29 When Moses came down from Mount Sinai, with the two tables of the testimony in his hand as he came down from the mountain, Moses did not know that the skin of his face shone because he had been talking with God. 30 And when Aaron and all the people of Israel saw Moses, behold, the skin of his face shone, and they were afraid to come near him. 31 But Moses called to them; and Aaron and all the leaders of the congregation returned to him, and Moses talked with them. 32 And afterward all the people of Israel came near, and he gave them in commandment all that the Lord had spoken with him in Mount Sinai.33 And when Moses had finished speaking with them, he put a veil on his face; 34 but whenever Moses went in before the Lord to speak with him, he took the veil off, until he came out; and when he came out, and told the people of Israel what he was commanded, 35 the people of Israel saw the face of Moses, that the skin of Moses’ face shone; and Moses would put the veil upon his face again, until he went in to speak with him.

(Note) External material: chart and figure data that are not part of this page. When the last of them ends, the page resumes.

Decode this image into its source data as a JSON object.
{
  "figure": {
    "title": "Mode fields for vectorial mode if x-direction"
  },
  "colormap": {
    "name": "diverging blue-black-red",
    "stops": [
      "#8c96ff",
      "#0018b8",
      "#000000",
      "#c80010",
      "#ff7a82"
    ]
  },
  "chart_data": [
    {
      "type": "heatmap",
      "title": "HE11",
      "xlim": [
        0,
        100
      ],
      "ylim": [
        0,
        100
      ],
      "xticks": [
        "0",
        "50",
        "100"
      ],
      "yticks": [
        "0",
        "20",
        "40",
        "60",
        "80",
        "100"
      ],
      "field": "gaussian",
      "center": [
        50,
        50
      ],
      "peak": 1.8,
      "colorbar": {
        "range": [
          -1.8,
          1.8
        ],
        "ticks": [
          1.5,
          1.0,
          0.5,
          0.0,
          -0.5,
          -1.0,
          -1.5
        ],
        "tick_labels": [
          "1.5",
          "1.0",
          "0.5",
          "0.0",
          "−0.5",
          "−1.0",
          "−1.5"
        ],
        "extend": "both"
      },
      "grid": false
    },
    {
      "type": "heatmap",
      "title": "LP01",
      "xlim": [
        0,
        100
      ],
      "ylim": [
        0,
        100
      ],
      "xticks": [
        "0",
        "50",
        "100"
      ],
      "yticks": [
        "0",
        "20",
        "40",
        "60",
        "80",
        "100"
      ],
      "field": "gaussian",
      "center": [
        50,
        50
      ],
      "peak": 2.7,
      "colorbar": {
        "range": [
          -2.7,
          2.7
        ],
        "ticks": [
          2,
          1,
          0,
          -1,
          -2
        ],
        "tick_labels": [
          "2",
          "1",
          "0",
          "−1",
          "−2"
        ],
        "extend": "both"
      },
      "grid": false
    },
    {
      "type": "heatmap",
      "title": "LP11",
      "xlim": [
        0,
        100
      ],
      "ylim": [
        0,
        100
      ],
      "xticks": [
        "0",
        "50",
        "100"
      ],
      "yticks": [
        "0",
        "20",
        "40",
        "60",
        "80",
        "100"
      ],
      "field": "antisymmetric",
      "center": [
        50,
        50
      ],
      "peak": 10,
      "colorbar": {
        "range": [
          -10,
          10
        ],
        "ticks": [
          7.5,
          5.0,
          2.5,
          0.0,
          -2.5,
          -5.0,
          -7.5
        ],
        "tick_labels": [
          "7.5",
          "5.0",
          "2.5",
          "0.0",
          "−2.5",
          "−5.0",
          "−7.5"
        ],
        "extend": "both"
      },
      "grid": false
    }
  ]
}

Newman refers to this passage in a curious poem which he wrote on January 9, 1833 while at sea.

BANISH’D the House of sacred rest,
Amid a thoughtless throng,
At length I heard its creed confess’d,
And knelt the saints among.

Artless his strain and unadorn’d,
Who spoke Christ’s message there;
But what at home I might have scorn’d,
Now charm’d my famish’d ear.

Lord, grant me this abiding grace,
Thy Word and sons to know;
To pierce the veil on Moses’ face,
Although his speech be slow.

The grammar of the poem and its allusions are not easy. What does the word “banished” modify? Or is it an imitation of the Latin ablative absolute? What is “the House of sacred rest”?

Newman entered the Roman Catholic Church in 1845, but he was already feeling the pull in 1833. My stab at an interpretation is that “the House of sacred rest” is the Roman Catholic Church; it has been “banished” from England. Somewhere in the Mediterranean Newman, the “I” of the poem, amid a thoughtless throng heard its (the Roman Catholic Church’s) creed confessed and knelt among its saints.

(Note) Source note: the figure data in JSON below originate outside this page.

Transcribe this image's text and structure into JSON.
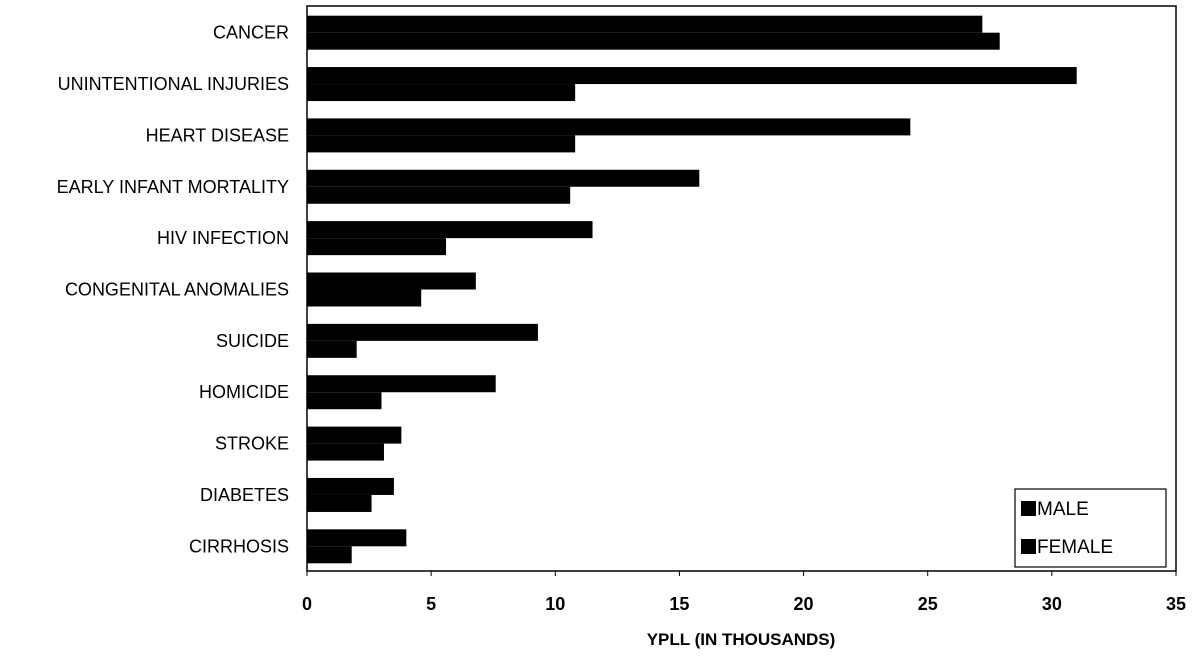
{
  "chart_data": {
    "type": "bar",
    "orientation": "horizontal",
    "categories": [
      "CANCER",
      "UNINTENTIONAL INJURIES",
      "HEART DISEASE",
      "EARLY INFANT MORTALITY",
      "HIV INFECTION",
      "CONGENITAL ANOMALIES",
      "SUICIDE",
      "HOMICIDE",
      "STROKE",
      "DIABETES",
      "CIRRHOSIS"
    ],
    "series": [
      {
        "name": "MALE",
        "values": [
          27.2,
          31.0,
          24.3,
          15.8,
          11.5,
          6.8,
          9.3,
          7.6,
          3.8,
          3.5,
          4.0
        ]
      },
      {
        "name": "FEMALE",
        "values": [
          27.9,
          10.8,
          10.8,
          10.6,
          5.6,
          4.6,
          2.0,
          3.0,
          3.1,
          2.6,
          1.8
        ]
      }
    ],
    "xlabel": "YPLL (IN THOUSANDS)",
    "ylabel": "",
    "title": "",
    "xlim": [
      0,
      35
    ],
    "xticks": [
      0,
      5,
      10,
      15,
      20,
      25,
      30,
      35
    ],
    "grid": false,
    "legend_position": "bottom-right",
    "bar_color": "#000000"
  }
}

The Catholic preacher was not very good (nothing new there) and, unlike the learned Anglican divines, was artless and unadorned. But Newman, who would have looked down on such preaching at home (in the Anglican Church? In Oxford?) had not heard the word of God preached in while and was famished for it.

Newman prays for the grace to recognize God’s Word and children in all circumstances. He asks to see the glory hidden behind an unprepossessing human façade, as Moses’ face was hidden behind the veil. The preacher that Newman heard was not a good speaker – but then neither was Moses, who told God that he couldn’t speak to Pharaoh, so God appointed Aaron as his spokesman.